Metro passenger speaks out about removal from train by LAPD officer

An 18-year-old woman who was seen on cell phone video being dragged off a Metro subway train by police for allegedly refusing to take her foot off a seat said Monday she did nothing wrong and was targeted by the sergeant involved.

"I'm a young girl,'' Bethany Nava said at a news conference with her attorney, Michael Carrillo. "I've always looked to the police as my protectors, as somebody who could keep me safe. Now I can say that I'm deeply afraid of him. I'm afraid to get on the Metro because I might see him and I don't know what he'll do to me if he sees me again.''

Carrillo filed a legal claim on behalf of Nava against the city on Friday, seeking unspecified damages. The claim is a precursor to a lawsuit.

Nava was pulled off a subway train Jan. 22 at the Westlake/MacArthur Park subway station, allegedly because she refused to take her foot off a seat. Police eventually pulled the screaming woman off the train, even as she hooked her arm around a pole and yelled that her belongings were still on the subway.

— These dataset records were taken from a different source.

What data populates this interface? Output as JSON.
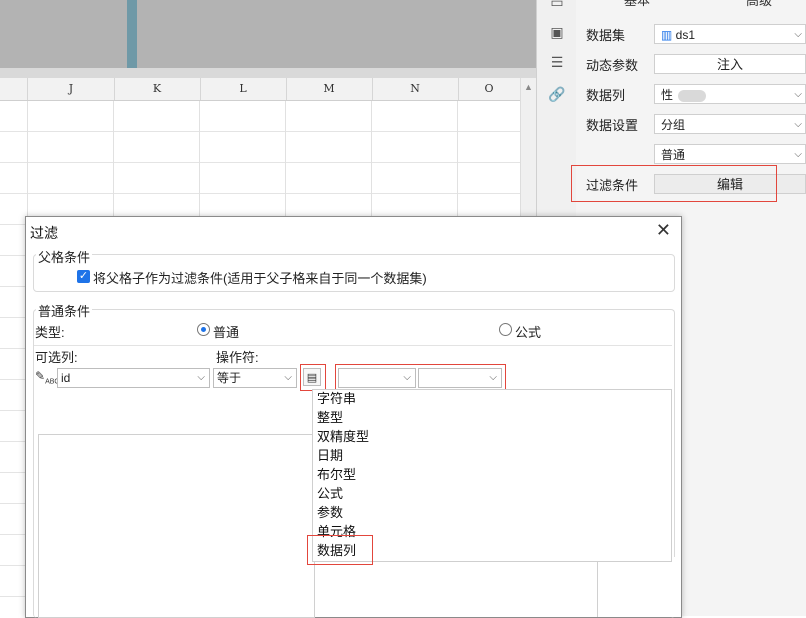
{
  "sheet": {
    "columns": [
      "J",
      "K",
      "L",
      "M",
      "N",
      "O"
    ]
  },
  "panel": {
    "tabs": [
      "基本",
      "高级"
    ],
    "dataset_label": "数据集",
    "dataset_value": "ds1",
    "dynamic_param_label": "动态参数",
    "inject_button": "注入",
    "data_column_label": "数据列",
    "data_column_value": "性",
    "data_setting_label": "数据设置",
    "data_setting_value": "分组",
    "data_setting_sub": "普通",
    "filter_label": "过滤条件",
    "edit_button": "编辑"
  },
  "dialog": {
    "title": "过滤",
    "parent_group_title": "父格条件",
    "parent_checkbox_label": "将父格子作为过滤条件(适用于父子格来自于同一个数据集)",
    "normal_group_title": "普通条件",
    "type_label": "类型:",
    "type_normal": "普通",
    "type_formula": "公式",
    "column_label": "可选列:",
    "operator_label": "操作符:",
    "column_value": "id",
    "operator_value": "等于",
    "value_type_options": [
      "字符串",
      "整型",
      "双精度型",
      "日期",
      "布尔型",
      "公式",
      "参数",
      "单元格",
      "数据列"
    ]
  },
  "colors": {
    "accent": "#1e73e8",
    "highlight": "#e2463c"
  }
}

The confrontation was caught on cell phone video that was widely broadcast. In the ensuing chaos, another woman, Selena Lechuga was arrested for allegedly spitting on the LAPD sergeant involved in the arrest of Nava.

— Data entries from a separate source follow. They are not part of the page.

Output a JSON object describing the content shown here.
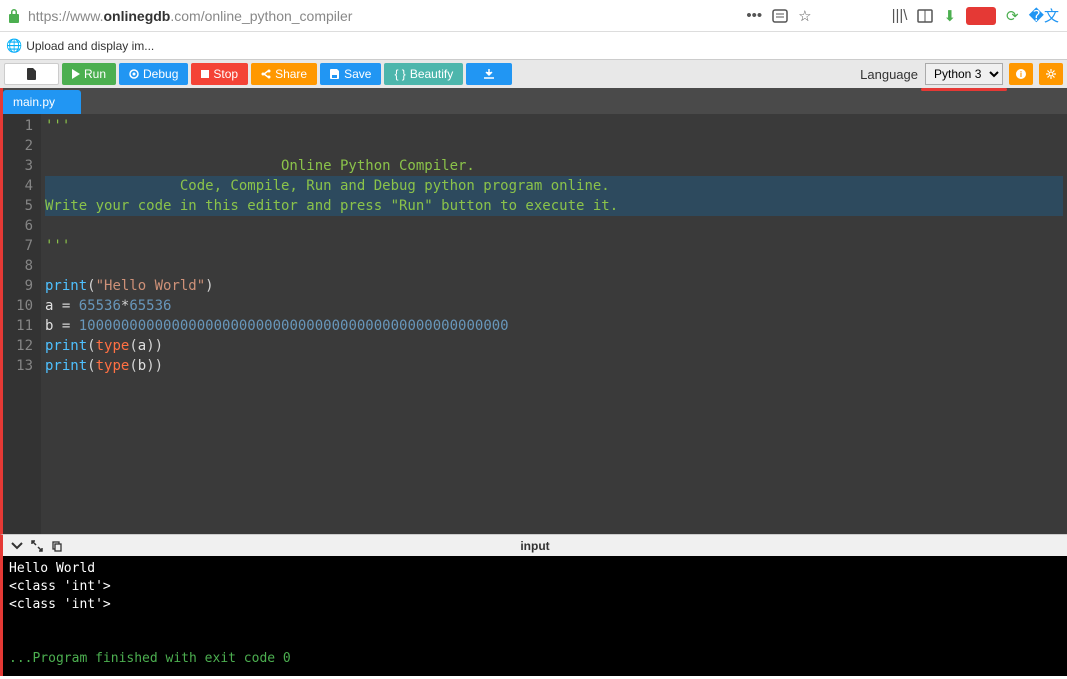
{
  "browser": {
    "url_prefix": "https://www.",
    "url_domain": "onlinegdb",
    "url_suffix": ".com/online_python_compiler",
    "tab_title": "Upload and display im..."
  },
  "toolbar": {
    "run": "Run",
    "debug": "Debug",
    "stop": "Stop",
    "share": "Share",
    "save": "Save",
    "beautify": "Beautify",
    "language_label": "Language",
    "language_value": "Python 3"
  },
  "file_tab": "main.py",
  "code": {
    "lines": [
      {
        "n": 1,
        "type": "com",
        "text": "'''"
      },
      {
        "n": 2,
        "type": "com",
        "text": ""
      },
      {
        "n": 3,
        "type": "com",
        "text": "                            Online Python Compiler."
      },
      {
        "n": 4,
        "type": "com",
        "text": "                Code, Compile, Run and Debug python program online.",
        "hl": true
      },
      {
        "n": 5,
        "type": "com",
        "text": "Write your code in this editor and press \"Run\" button to execute it.",
        "hl": true
      },
      {
        "n": 6,
        "type": "com",
        "text": ""
      },
      {
        "n": 7,
        "type": "com",
        "text": "'''"
      },
      {
        "n": 8,
        "type": "blank",
        "text": ""
      },
      {
        "n": 9,
        "type": "print_str",
        "fn": "print",
        "str": "\"Hello World\""
      },
      {
        "n": 10,
        "type": "assign_mul",
        "id": "a",
        "l": "65536",
        "r": "65536"
      },
      {
        "n": 11,
        "type": "assign_num",
        "id": "b",
        "num": "100000000000000000000000000000000000000000000000000"
      },
      {
        "n": 12,
        "type": "print_type",
        "fn": "print",
        "kw": "type",
        "id": "a"
      },
      {
        "n": 13,
        "type": "print_type",
        "fn": "print",
        "kw": "type",
        "id": "b"
      }
    ]
  },
  "output_title": "input",
  "console": {
    "l1": "Hello World",
    "l2": "<class 'int'>",
    "l3": "<class 'int'>",
    "exit": "...Program finished with exit code 0"
  }
}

There was no immediate comment from the city in response to the claim filed by Nava.

Metro CEO Phil Washington issued a statement last week saying he was "disappointed'' by what he saw in the video.

Police officers ``encounter hundreds of conduct issues each day, and some of them are faced with very difficult situations,'' he said. "But my hope is that we work to de-escalate situations as much as possible. The investigation is under way to gather all the facts, and until we have the complete story, we must not rush to judgment.''

The Metro system is patrolled by a multi-agency partnership that includes the LAPD, the Los Angeles County Sheriff's Department, and the Long Beach Police Department, in addition to Metro's own security personnel.

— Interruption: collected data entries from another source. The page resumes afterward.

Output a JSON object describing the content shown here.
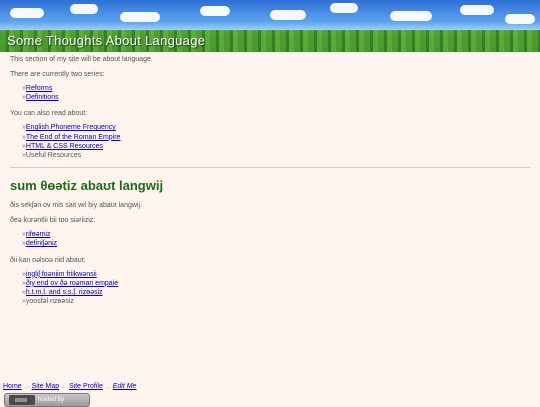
{
  "banner": {
    "title": "Some Thoughts About Language"
  },
  "english": {
    "intro": "This section of my site will be about language.",
    "series_intro": "There are currently two series:",
    "series": [
      {
        "label": "Reforms",
        "link": true
      },
      {
        "label": "Definitions",
        "link": true
      }
    ],
    "also_intro": "You can also read about:",
    "also": [
      {
        "label": "English Phoneme Frequency",
        "link": true
      },
      {
        "label": "The End of the Roman Empire",
        "link": true
      },
      {
        "label": "HTML & CSS Resources",
        "link": true
      },
      {
        "label": "Useful Resources",
        "link": false
      }
    ]
  },
  "phonetic": {
    "heading": "sum θɵətiz abaʊt langwij",
    "intro": "ðis sekʃən ov mis sait wil biy abaʊt langwij.",
    "series_intro": "ðeə kurəntlii bii tɒo siəriiziz:",
    "series": [
      {
        "label": "rifɵəmiz",
        "link": true
      },
      {
        "label": "definiʃəniz",
        "link": true
      }
    ],
    "also_intro": "ðii kan oəlsoə riid abaʊt:",
    "also": [
      {
        "label": "ingliʃ foəniim friikwənsii",
        "link": true
      },
      {
        "label": "ðiy end ov ðə roəman empaie",
        "link": true
      },
      {
        "label": "h.t.m.l. and s.s.ʃ. rizɵəsiz",
        "link": true
      },
      {
        "label": "yoosfəl rizɵəsiz",
        "link": false
      }
    ]
  },
  "bullet": "»",
  "footer": {
    "links": [
      "Home",
      "Site Map",
      "Site Profile",
      "Edit Me"
    ],
    "separator": "...",
    "badge_text": "hosted by"
  },
  "colors": {
    "background": "#fff5ee",
    "heading": "#1a6b1a",
    "link": "#0000cc"
  }
}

LAPD Chief Charlie Beck last week also asked people to avoid rushing to judgment based on the video.

"What I would ask everybody is, let's all be civil in our interactions, you know?'' Beck said during an appearance on ABC7. "I'm not going to pre-judge this. Obviously there's things of concern in the video, but I will tell you this, the sergeant involved in this is a 20-plus-year veteran with almost no use-of-force history. And we owe him an unbiased investigation that is more than just watching a snippet of video and making a judgment.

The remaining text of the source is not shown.